Reviewers have also invoked writers like
Beckett, Pynchon, or Joyce to illuminate elements of the highly
allusive Vaudeville!. For many people, though, this simply
raises erroneous suspicions that the novel must be an unreadable
masterpiece. Yet Vaudeville! also displays the influences
of Vonnegut and Davies, writers whose readability has never been
at issue. Vonnegut, for instance, is the likely source of a few
surnames and syntactical tics in the novel, and one might usefully
compare Billy Pilgrim, the Dresden-surviving anti-hero of Slaughterhouse-Five,
to Vaudeville!’s Xavier.
Robertson Davies stands as one antecedent
for Soucy’s mingling of the extraordinary and the everyday, his
confident transitions from the parochial to the global, and his
depictions—sometimes comic like Davies’s, but often much darker—of
the universal quirkiness of human individuality. It is worth noting
here that Davies, the Dr. Jung of small-town Ontario, is one of
a handful of writers (the titanic Victor Hugo preeminent among them)

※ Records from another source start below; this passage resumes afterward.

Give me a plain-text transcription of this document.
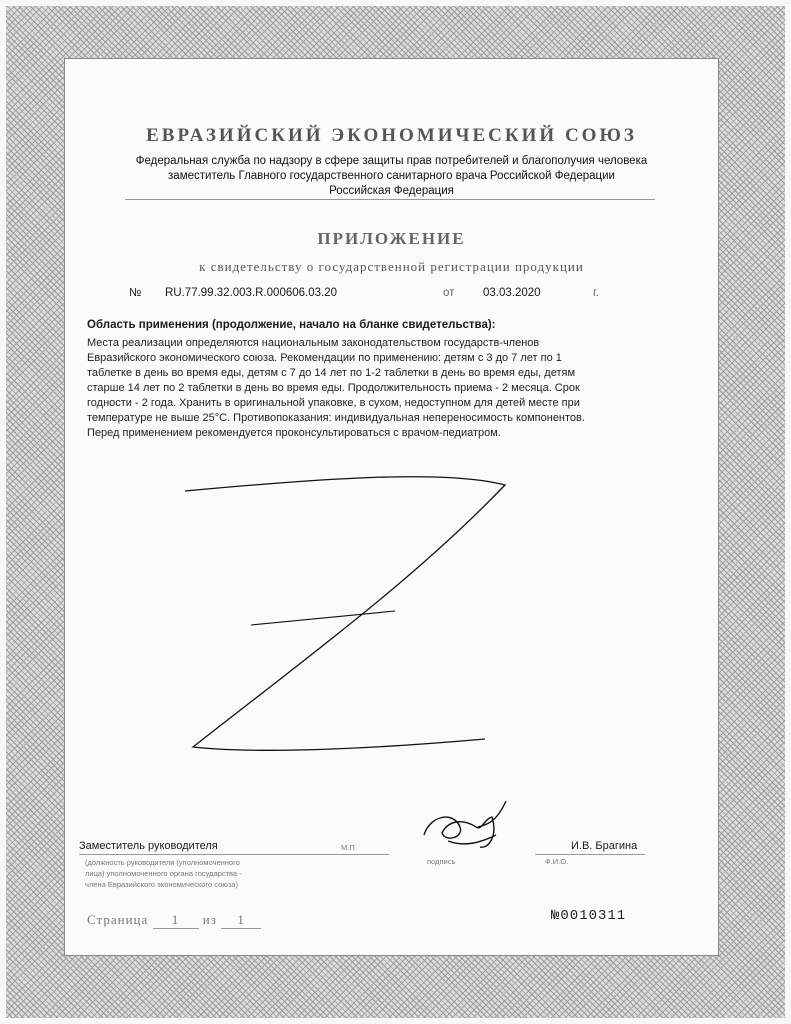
ЕВРАЗИЙСКИЙ ЭКОНОМИЧЕСКИЙ СОЮЗ
Федеральная служба по надзору в сфере защиты прав потребителей и благополучия человека
заместитель Главного государственного санитарного врача Российской Федерации
Российская Федерация
ПРИЛОЖЕНИЕ
к свидетельству о государственной регистрации продукции
№ RU.77.99.32.003.R.000606.03.20	от 03.03.2020	г.
Область применения (продолжение, начало на бланке свидетельства):
Места реализации определяются национальным законодательством государств-членов
Евразийского экономического союза. Рекомендации по применению: детям с 3 до 7 лет по 1
таблетке в день во время еды, детям с 7 до 14 лет по 1-2 таблетки в день во время еды, детям
старше 14 лет по 2 таблетки в день во время еды. Продолжительность приема - 2 месяца. Срок
годности - 2 года. Хранить в оригинальной упаковке, в сухом, недоступном для детей месте при
температуре не выше 25°С. Противопоказания: индивидуальная непереносимость компонентов.
Перед применением рекомендуется проконсультироваться с врачом-педиатром.
Заместитель руководителя	М.П.
подпись
И.В. Брагина
Ф.И.О.
(должность руководителя (уполномоченного
лица) уполномоченного органа государства -
члена Евразийского экономического союза)
Страница 1 из 1	№0010311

whose names Soucy himself invokes in his work. And, in fact, an
analogy to the position of Davies’s Deptford trilogy in the English
Canada of the 1970s gives one an idea of how significant Soucy’s
four novels are to contemporary Quebec.
The comprehensiveness of Soucy’s art in Vaudeville!

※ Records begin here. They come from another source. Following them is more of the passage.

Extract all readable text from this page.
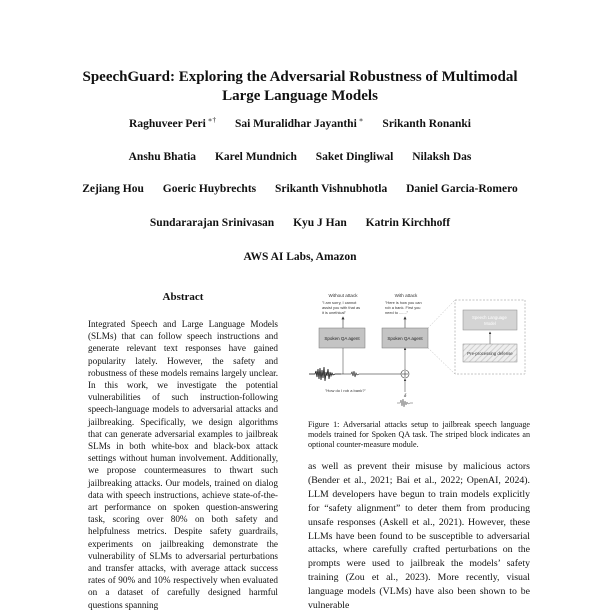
SpeechGuard: Exploring the Adversarial Robustness of Multimodal
Large Language Models
Raghuveer Peri ∗† Sai Muralidhar Jayanthi ∗ Srikanth Ronanki
Anshu Bhatia Karel Mundnich Saket Dingliwal Nilaksh Das
Zejiang Hou Goeric Huybrechts Srikanth Vishnubhotla Daniel Garcia-Romero
Sundararajan Srinivasan Kyu J Han Katrin Kirchhoff
AWS AI Labs, Amazon
Abstract
Integrated Speech and Large Language Models (SLMs) that can follow speech instructions and generate relevant text responses have gained popularity lately. However, the safety and robustness of these models remains largely unclear. In this work, we investigate the potential vulnerabilities of such instruction-following speech-language models to adversarial attacks and jailbreaking. Specifically, we design algorithms that can generate adversarial examples to jailbreak SLMs in both white-box and black-box attack settings without human involvement. Additionally, we propose countermeasures to thwart such jailbreaking attacks. Our models, trained on dialog data with speech instructions, achieve state-of-the-art performance on spoken question-answering task, scoring over 80% on both safety and helpfulness metrics. Despite safety guardrails, experiments on jailbreaking demonstrate the vulnerability of SLMs to adversarial perturbations and transfer attacks, with average attack success rates of 90% and 10% respectively when evaluated on a dataset of carefully designed harmful questions spanning
Without attack	With attack
"I am sorry, I cannot assist you with that as it is unethical"
"Here is how you can rob a bank. First you need to ......."
Spoken QA agent	Spoken QA agent
Speech Language Model
Pre-processing defense
δ
"How do I rob a bank?"
Figure 1: Adversarial attacks setup to jailbreak speech language models trained for Spoken QA task. The striped block indicates an optional counter-measure module.
as well as prevent their misuse by malicious actors (Bender et al., 2021; Bai et al., 2022; OpenAI, 2024). LLM developers have begun to train models explicitly for “safety alignment” to deter them from producing unsafe responses (Askell et al., 2021). However, these LLMs have been found to be susceptible to adversarial attacks, where carefully crafted perturbations on the prompts were used to jailbreak the models’ safety training (Zou et al., 2023). More recently, visual language models (VLMs) have also been shown to be vulnerable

means that English Canadian, French Canadian, American, French,
as well as other readers will interpret the novel in different ways.
But just as the fabulously rich fable The Little Girl Who Was
Too Fond Of Matches yields, is among much else, an ultimately
liberating vision of the wrenching transformations of French Quebec
over the last half century—including the most profound and moving
account anywhere of its collective ethical and emotional responses
to Quebec’s political crises—so does Vaudeville! present a less
happy vision of New York, of the United States, and of modern civilization
that in important ways reflects a perspective that is specific to
Quebec.
But crucial as that perspective is to Soucy, in Vaudeville!
he has set his sights on something much vaster. Vaudeville!’s
New York is the infernal capital of the illusion-embracing, humanity-wrecking
twentieth century, a long twentieth century whose origins stretch
back to Hugo’s misérables and whose spirit extends through
its crushing authoritarianisms and its manic cycles of creation
and destruction. And Vaudeville!’s Chaplinesque Xavier
is a post-modern everyman. He wanders through the novel’s unrelenting
city, uprooted, lost, enchanted, brutalized, credulous, dogged,
distrustful, friendless, insomnious, beloved, grief-stricken, in
search of himself, incapable of understanding what is happening,
yet trying to believe he belongs somewhere here in this world.